December 9, 2013
The news that "HIV has reappeared in the blood of two Boston patients who scientists had hoped had been cured of their infections ... is yet another cautionary tale of how researchers can never afford to underestimate the human immunodeficiency virus's ability to hide out in patients' bodies and overcome their most ingenious efforts to eliminate it," NPR's "Shots" blog reports (Knox, 12/6). "The patients had received a treatment regimen similar to that given to Timothy Ray Brown, known as the 'Berlin patient,' who doctors said in 2009 had been cured of the virus by a bone-marrow transplant with cells that were resistant to HIV infection," Nature/Scientific American writes, noting, "Unlike Brown, however, the two 'Boston patients' ... received bone-marrow transplants with cells that were not resistant to HIV" (Hayden, 12/8).
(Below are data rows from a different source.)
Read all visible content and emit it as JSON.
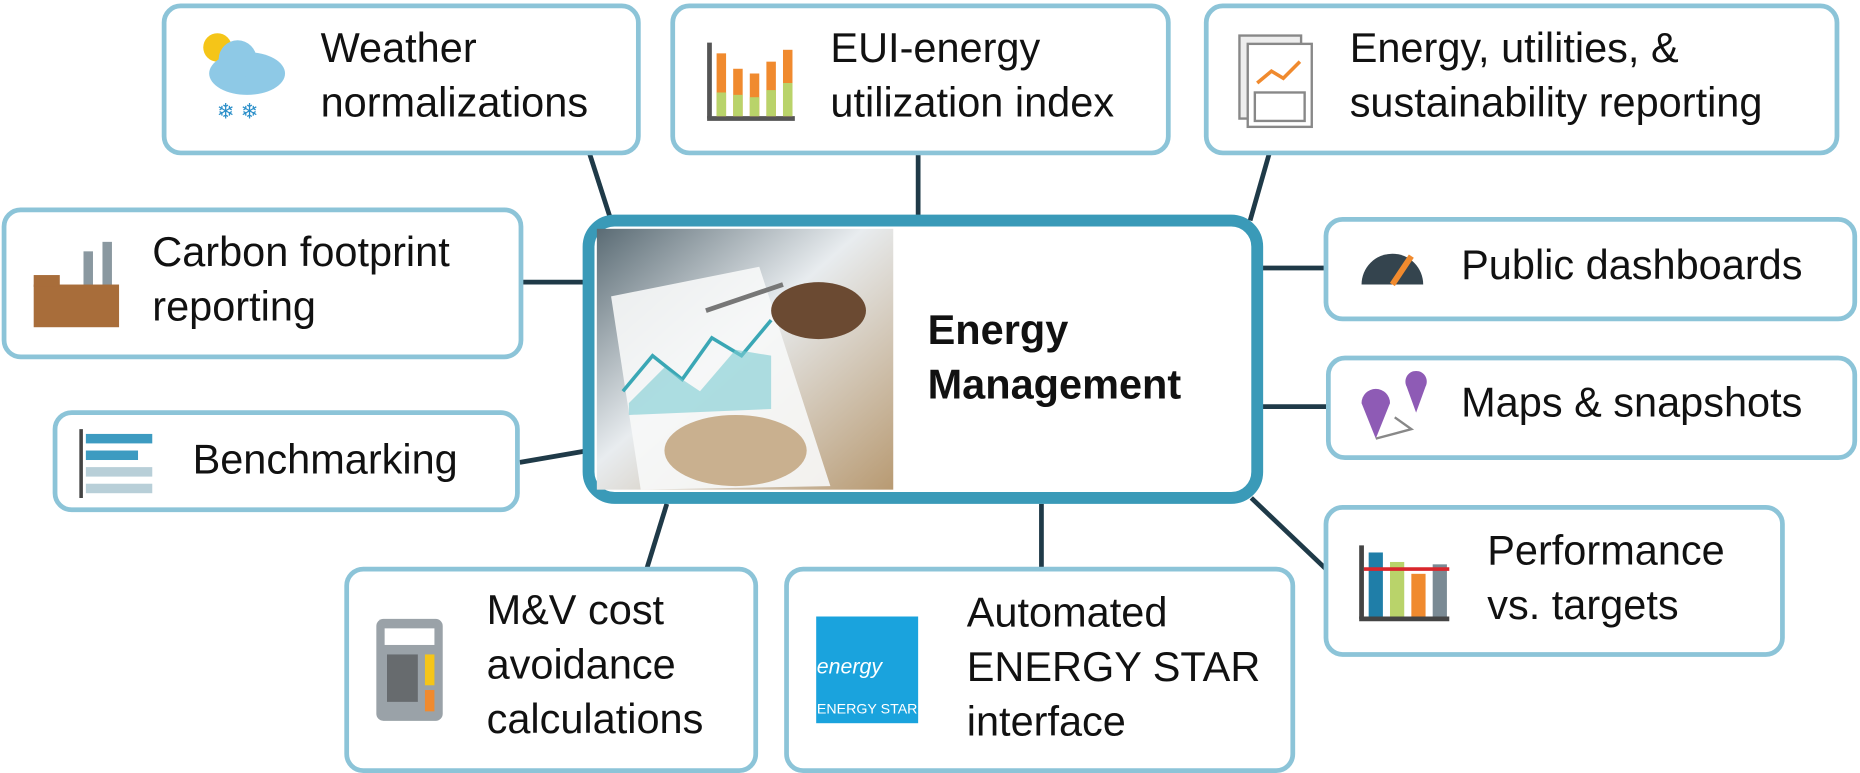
{
  "center": {
    "title": [
      "Energy",
      "Management"
    ]
  },
  "nodes": [
    {
      "label": [
        "Weather",
        "normalizations"
      ]
    },
    {
      "label": [
        "EUI-energy",
        "utilization index"
      ]
    },
    {
      "label": [
        "Energy, utilities, &",
        "sustainability reporting"
      ]
    },
    {
      "label": [
        "Carbon footprint",
        "reporting"
      ]
    },
    {
      "label": [
        "Benchmarking"
      ]
    },
    {
      "label": [
        "M&V cost",
        "avoidance",
        "calculations"
      ]
    },
    {
      "label": [
        "Automated",
        "ENERGY STAR",
        "interface"
      ]
    },
    {
      "label": [
        "Public dashboards"
      ]
    },
    {
      "label": [
        "Maps & snapshots"
      ]
    },
    {
      "label": [
        "Performance",
        "vs. targets"
      ]
    }
  ],
  "logo": {
    "script": "energy",
    "text": "ENERGY STAR"
  }
}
"Although there was never an expectation that risky bone-marrow transplants would soon be a routine treatment for HIV, the news was frustrating to AIDS experts," the New York Times reports. Anthony Fauci, director of the National Institute of Allergy and Infectious Diseases, "said the failure 'doesn't put an end to this avenue of research, but it certainly does put a damper on it,'" the newspaper writes (McNeil, 12/6). "Other people, including a child who is currently 36 months old and a group of 14 patients in France, have been able to go off antiviral drugs without the virus reappearing (so far) if they get treatment early enough after first being infected," Business Insider notes (Welsh, 12/6).